Mais recentemente, o período da pandemia da Covid-19 também foi um teste de resiliência, como relata Pinheiro: “todo mundo sofreu, vários setores sofreram… Porém, o setor de transporte não teve apoio; foi uma época muito dura. Mas estamos acostumados a lidar com as adversidades e superar. Então, continuamos trabalhando”. Para a diretora, conseguir atravessar as crises e se manter com o espírito pioneiro e inovador são conquistas diretamente ligadas ao capital humano da empresa. “Temos um grupo de funcionários que é nosso maior patrimônio; são colaboradores que abraçam a luta e se comprometem com o desempenho e que foram fundamentais nos momentos em que mais precisamos”, destaca Renata.

Diretrizes de ESG
Atualmente, as empresas do Grupo Redentor integram o Consórcio Transcarioca, operando linhas que ligam bairros da Zona Oeste do Rio entre si e ao Centro. O Grupo, de característica familiar, tem entre os sócios, além de Avelino Antunes e seus descendentes, os descendentes de Getúlio e Antônio Antunes e de Evaristo e Alberto Pinheiro. As operadoras vêm se destacando por sua atuação nas áreas ambiental e social, buscando o alinhamento com as diretrizes de ESG (Ambiental, Social e Governança), e fazendo investimentos na melhoria do ambiente de trabalho, visando à satisfação de seus colaboradores.

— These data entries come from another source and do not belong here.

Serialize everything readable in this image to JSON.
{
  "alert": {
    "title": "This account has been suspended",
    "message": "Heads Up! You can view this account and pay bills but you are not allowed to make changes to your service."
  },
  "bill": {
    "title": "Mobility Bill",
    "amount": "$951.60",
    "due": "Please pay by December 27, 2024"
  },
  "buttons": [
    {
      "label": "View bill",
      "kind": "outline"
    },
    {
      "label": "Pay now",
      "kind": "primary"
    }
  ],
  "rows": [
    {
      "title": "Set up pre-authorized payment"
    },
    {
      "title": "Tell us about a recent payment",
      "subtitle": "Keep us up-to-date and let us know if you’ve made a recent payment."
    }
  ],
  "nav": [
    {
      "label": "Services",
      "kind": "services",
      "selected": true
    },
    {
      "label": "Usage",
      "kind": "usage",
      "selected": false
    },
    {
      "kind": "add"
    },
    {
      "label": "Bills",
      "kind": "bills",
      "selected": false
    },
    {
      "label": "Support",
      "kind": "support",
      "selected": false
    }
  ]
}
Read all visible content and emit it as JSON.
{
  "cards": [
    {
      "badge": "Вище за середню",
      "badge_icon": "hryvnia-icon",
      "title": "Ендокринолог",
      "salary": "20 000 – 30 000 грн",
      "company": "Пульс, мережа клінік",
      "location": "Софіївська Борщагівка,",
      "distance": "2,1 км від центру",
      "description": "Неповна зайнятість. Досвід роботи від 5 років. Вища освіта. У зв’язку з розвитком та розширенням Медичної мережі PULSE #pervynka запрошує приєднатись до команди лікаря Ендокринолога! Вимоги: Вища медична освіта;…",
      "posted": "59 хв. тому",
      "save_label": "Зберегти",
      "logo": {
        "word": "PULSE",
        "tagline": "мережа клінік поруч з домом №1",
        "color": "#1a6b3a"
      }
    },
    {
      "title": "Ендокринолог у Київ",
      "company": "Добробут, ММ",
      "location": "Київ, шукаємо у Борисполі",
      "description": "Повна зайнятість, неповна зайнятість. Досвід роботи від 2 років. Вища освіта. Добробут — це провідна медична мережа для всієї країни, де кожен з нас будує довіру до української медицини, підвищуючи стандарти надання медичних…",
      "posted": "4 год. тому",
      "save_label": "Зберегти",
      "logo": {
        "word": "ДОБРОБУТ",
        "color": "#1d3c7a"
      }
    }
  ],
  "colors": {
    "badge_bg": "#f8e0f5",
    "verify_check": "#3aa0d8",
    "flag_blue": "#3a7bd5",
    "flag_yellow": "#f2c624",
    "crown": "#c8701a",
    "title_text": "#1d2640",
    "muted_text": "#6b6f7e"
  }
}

Na esfera ambiental, o Grupo Redentor desenvolve ações cujos objetivos são mitigar os impactos de suas operações. Seu Projeto Linha Verde monitora a pegada de carbono, o consumo de água e a gestão de resíduos, com destaque para a recapagem própria de pneus, iniciativa pioneira na América Latina, e sua reciclagem, que contribuem para reduzir o consumo de energia, as emissões de CO2, o uso de matérias-primas e de descartes na natureza. Além disso, o Grupo promove a reciclagem de baterias e a venda de sucata de ônibus, apoiando a economia circular.
Outra ação de sucesso ligada à gestão de recursos é o reaproveitamento de água, através do sistema de reúso, que gera economia de 70% no custo, estimada anualmente em R$ 1.000.000,00. A venda de óleos é mais uma iniciativa, e evita o descarte incorreto de contaminantes. Além disso, o Grupo utiliza a tecnologia do CoPilot, um módulo eletrônico que auxilia e educa os motoristas, proporcionando de 5% a 10% de economia de combustível e reduzindo a emissão de poluentes. Dentro do Programa Despoluir, que mede e controla as emissões de poluentes pelos ônibus, as empresas possuem índice de 100% de aprovação, garantindo o Selo Verde para toda a frota.